Shamans are special people who are actually chosen by the spirits to be one of the people who is able to talk with the spirits and help to heal people and give blessings. Many people believe this is true, but there are those who refuse to believe it. I, personally, believe that it really happens, and that shamans do go to the spirit world and talk and argue and call the spirits.
You can tell where a shaman is, because usually there’ll be corn hanging, by the door and inside there’ll be a shaman’s alter. On the alter, some of the things on it are two small bowls for rice to feed the spirits, eggs to feed the spirits, water to feed the spirits, incense to burn to call the spirits, a gong to send the shaman into a trance, buffalo horns to ask spirits questions and get the answers, a blindfold to help in the trance, and more.

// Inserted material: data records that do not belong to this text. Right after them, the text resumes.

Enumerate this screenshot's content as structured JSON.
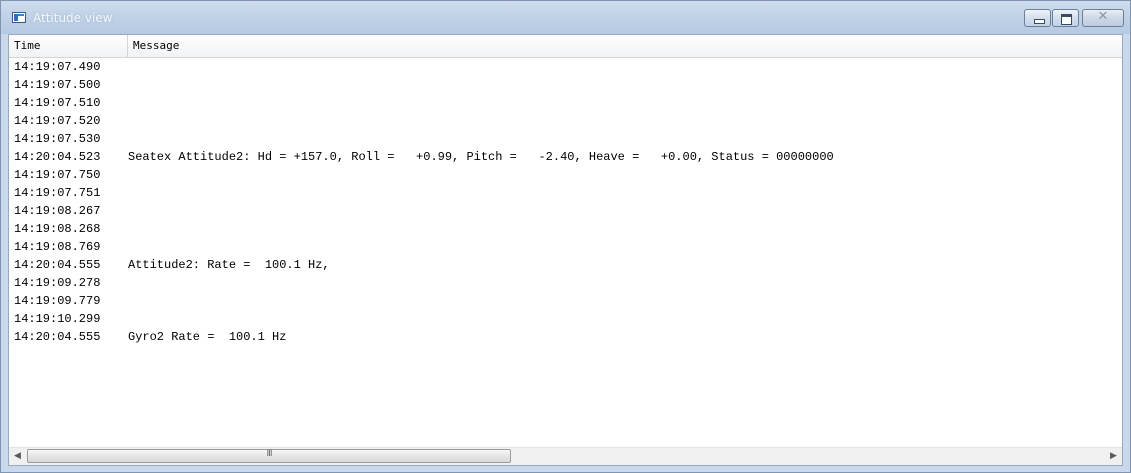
{
  "window": {
    "title": "Attitude view",
    "controls": {
      "minimize_icon": "minimize-icon",
      "maximize_icon": "maximize-icon",
      "close_icon": "close-icon",
      "close_glyph": "✕"
    }
  },
  "table": {
    "columns": {
      "time": "Time",
      "message": "Message"
    },
    "rows": [
      {
        "time": "14:19:07.490",
        "message": ""
      },
      {
        "time": "14:19:07.500",
        "message": ""
      },
      {
        "time": "14:19:07.510",
        "message": ""
      },
      {
        "time": "14:19:07.520",
        "message": ""
      },
      {
        "time": "14:19:07.530",
        "message": ""
      },
      {
        "time": "14:20:04.523",
        "message": "Seatex Attitude2: Hd = +157.0, Roll =   +0.99, Pitch =   -2.40, Heave =   +0.00, Status = 00000000"
      },
      {
        "time": "14:19:07.750",
        "message": ""
      },
      {
        "time": "14:19:07.751",
        "message": ""
      },
      {
        "time": "14:19:08.267",
        "message": ""
      },
      {
        "time": "14:19:08.268",
        "message": ""
      },
      {
        "time": "14:19:08.769",
        "message": ""
      },
      {
        "time": "14:20:04.555",
        "message": "Attitude2: Rate =  100.1 Hz,"
      },
      {
        "time": "14:19:09.278",
        "message": ""
      },
      {
        "time": "14:19:09.779",
        "message": ""
      },
      {
        "time": "14:19:10.299",
        "message": ""
      },
      {
        "time": "14:20:04.555",
        "message": "Gyro2 Rate =  100.1 Hz"
      }
    ]
  },
  "scrollbar": {
    "left_arrow": "◀",
    "right_arrow": "▶",
    "grip": "III"
  },
  "colors": {
    "titlebar": "#bfd1e6",
    "frame": "#c9d8ea",
    "title_text": "#f4f8fc"
  }
}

Shamanism, to me, is one of the most distinctive things about Hmong culture. It amazes me that a person, a regular human, can go into a real trance and actually talk and argue with real spirits. There is a saying that if a shaman falls during his/her performance, he/she’ll die. That’s why a child of the shaman keeps its hand around the waist of the shaman, to stop the shaman from falling.
A good example of a traditional shaman is Thai Vang, a 16-year-old shaman and qeej player. He thinks that Hmong traditional culture is very important, and I agree. Thai is a special shaman – most shamans are 60 or older – Thai is only 16, and already a shaman!
Shamans don’t choose themselves to be shamans. They say that a spirit comes to them and tells them they’re a shaman. So, they get an altar, and start acting like a shaman!
Shamans are excellent people and are very interesting. I’m glad to study them.
The practice of shamanism is and was used in many different cultures. One of those cultures just happened to be Hmong culture which my class also happened to by studying this year.
People can start to be shamans at any point in their live but you have to born a shaman. We had a visitor in our class who was named Thai Vang. Thai is only in high school and he is a successful shaman. He uses all the traditional tools and chants that were used back in Laos. One of the places a shaman might be working is a Hmong funeral because at Hmong funerals animals are sacrificed to guide the spirit back to the place it was born to get the placenta. The need the placenta to get through the gat that takes you in to your next life (reincarnation).